Two examples from my experience leave me wondering….What is to be gained and what is to be risked by throwing the doors open to contributions of a collective crowd in Wikipedia?  I have two acquaintances with specific interest in a special knowledge set that surpasses many experts: one a naturalist, the other passionate about local history. Neither attained formal education in their area of interest, yet both are sought by experts in academia and the community for their specific depth of understanding. With some familiarity with Wikipedia, these self-taught experts have the potential to contribute valuable knowledge to Wikipedia’s collective body of knowledge, a gift they could not otherwise easily share through traditional publishing channels. To complete my practical task this week of editing a Wikipedia entry, I sought the help of my informally educated local history acquaintance, asking him to suggest some lesser known published sources to augment a Wikipedia local history page. With his suggestions I inserted the suggested sources in the Wikipedia article. After spending an hour familiarizing myself with Wikipedia edits, I concluded that with a few hours acquainting oneself with Wikipedia, anyone willing, even those with obscure, informally recognized specialized knowledge sets, can add to this invaluable collective body of knowledge.  A wonderful gift to us all!

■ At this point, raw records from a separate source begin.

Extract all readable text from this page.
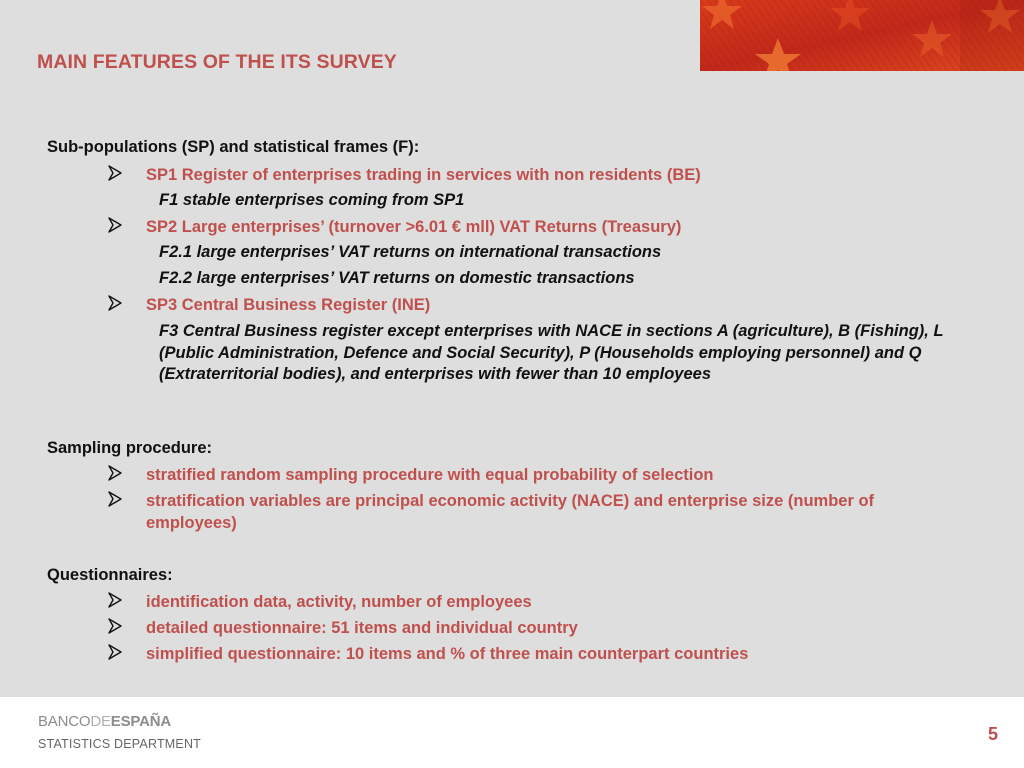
MAIN FEATURES OF THE ITS SURVEY
Sub-populations (SP) and statistical frames (F):
SP1 Register of enterprises trading in services with non residents (BE)
F1 stable enterprises coming from SP1
SP2 Large enterprises’ (turnover >6.01 € mll) VAT Returns (Treasury)
F2.1 large enterprises’ VAT returns on international transactions
F2.2 large enterprises’ VAT returns on domestic transactions
SP3 Central Business Register (INE)
F3 Central Business register except enterprises with NACE in sections A (agriculture), B (Fishing), L (Public Administration, Defence and Social Security), P (Households employing personnel) and Q (Extraterritorial bodies), and enterprises with fewer than 10 employees
Sampling procedure:
stratified random sampling procedure with equal probability of selection
stratification variables are principal economic activity (NACE) and enterprise size (number of employees)
Questionnaires:
identification data, activity, number of employees
detailed questionnaire: 51 items and individual country
simplified questionnaire: 10 items and % of three main counterpart countries
BANCODEESPAÑA
STATISTICS DEPARTMENT	5
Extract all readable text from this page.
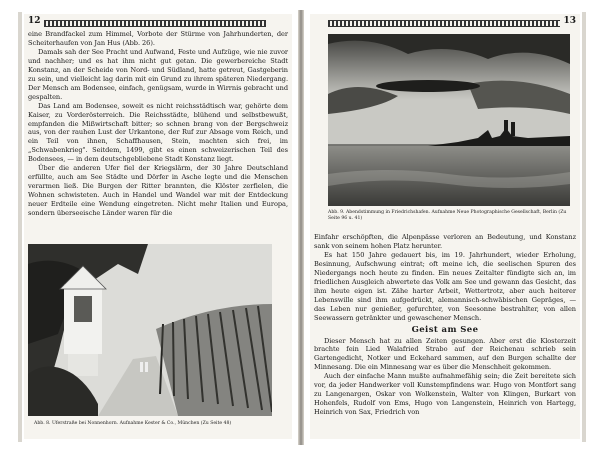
12

eine Brandfackel zum Himmel, Vorbote der Stürme von Jahrhunderten, der Scheiterhaufen von Jan Hus (Abb. 26).

Damals sah der See Pracht und Aufwand, Feste und Aufzüge, wie nie zuvor und nachher; und es hat ihm nicht gut getan. Die gewerbereiche Stadt Konstanz, an der Scheide von Nord- und Südland, hatte getreut, Gastgeberin zu sein, und vielleicht lag darin mit ein Grund zu ihrem späteren Niedergang. Der Mensch am Bodensee, einfach, genügsam, wurde in Wirrnis gebracht und gespalten.

Das Land am Bodensee, soweit es nicht reichsstädtisch war, gehörte dem Kaiser, zu Vorderösterreich. Die Reichsstädte, blühend und selbstbewußt, empfanden die Mißwirtschaft bitter; so schnen brang von der Bergschweiz aus, von der rauhen Lust der Urkantone, der Ruf zur Absage vom Reich, und ein Teil von ihnen, Schaffhausen, Stein, machten sich frei, im „Schwabenkrieg". Seitdem, 1499, gibt es einen schweizerischen Teil des Bodensees, — in dem deutschgebliebene Stadt Konstanz liegt.

Über die anderen Ufer fiel der Kriegslärm, der 30 Jahre Deutschland erfüllte, auch am See Städte und Dörfer in Asche legte und die Menschen verarmen ließ. Die Burgen der Ritter brannten, die Klöster zerfielen, die Wohnen schwisteten. Auch in Handel und Wandel war mit der Entdeckung neuer Erdteile eine Wendung eingetreten. Nicht mehr Italien und Europa, sondern überseeische Länder waren für die

Abb. 8. Uferstraße bei Nonnenhorn. Aufnahme Kester & Co., München (Zu Seite 48)
13
Abb. 9. Abendstimmung in Friedrichshafen. Aufnahme Neue Photographische Gesellschaft, Berlin (Zu Seite 96 u. 41)

Einfahr erschöpften, die Alpenpässe verloren an Bedeutung, und Konstanz sank von seinem hohen Platz herunter.

Es hat 150 Jahre gedauert bis, im 19. Jahrhundert, wieder Erholung, Besinnung, Aufschwung eintrat; oft meine ich, die seelischen Spuren des Niedergangs noch heute zu finden. Ein neues Zeitalter fündigte sich an, im friedlichen Ausgleich abwertete das Volk am See und gewann das Gesicht, das ihm heute eigen ist. Zähe harter Arbeit, Wettertrotz, aber auch heiterer Lebenswille sind ihm aufgedrückt, alemannisch-schwäbischen Gepräges, — das Leben nur genießer, gefurchter, von Seesonne bestrahlter, von allen Seewassern getränkter und gewaschener Mensch.

Geist am See

Dieser Mensch hat zu allen Zeiten gesungen. Aber erst die Klosterzeit brachte fein Lied Walafried Strabo auf der Reichenau schrieb sein Gartengedicht, Notker und Eckehard sammen, auf den Burgen schallte der Minnesang. Die ein Minnesang war es über die Menschheit gekommen.

Auch der einfache Mann mußte aufnahmefähig sein; die Zeit bereitete sich vor, da jeder Handwerker voll Kunstempfindens war. Hugo von Montfort sang zu Langenargen, Oskar von Wolkenstein, Walter von Klingen, Burkart von Hohenfels, Rudolf von Ems, Hugo von Langenstein, Heinrich von Hartegg, Heinrich von Sax, Friedrich von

While reading Sook’s article, How and Why do College Students Use Wikipedia I found agreement with my experience.  In reference service, I find an early visit to the related Wikipedia page is rewarded in three ways: it provides background information to ‘prime the pump’, it offers clues for additional search terms, and provides links to sites that will be accepted as more authoritative and credible. It is the final reason that gives me pause to ponder … Is Wikipedia such an unreliable information source that it must be avoided or verified?  As Sook indicated, even traditional, published encyclopaedias, although accepted as reliable, may not be so, “… according to Fallis, people tend to overestimate the reliability of traditional encyclopaedias as they stress accuracy of their sources.”   If sources we perceive to be authoritative information are not always so, then perhaps our perception that Wikipedia is non-authoritative is also incorrect. In fact as communicated in Sook’s article, “a previous study by (Chesney 2006) showed that experts found Wikipedia articles to be more credible than did non-experts.”  As communicated in this week’s reading, considering Wikipedia’s popular use and its relatively accurate and credible information, it’s time to consider a change in attitude and approach to this well adopted resource.  It seems unfortunate and unfair to continue to refuse Wikipedia as a source, hindering student use of Wikipedia for undergrad research.  In the article Sook suggested that the academic community consider ways to improve the information quality of Wikipedia by inserting academic library articles and sources into Wikipedia and flagging and improving articles. The inclusion of library sources and participation of the academic community in the building and maintenance of Wikipedia is encouraging and hopeful for the potential benefit of Wikipedia and collective knowledge.

References:

Sook, L. (2009). How and why do college students use Wikipedia? Journal of the American Society for Information Science and Technology, 60(11), 2189-2202.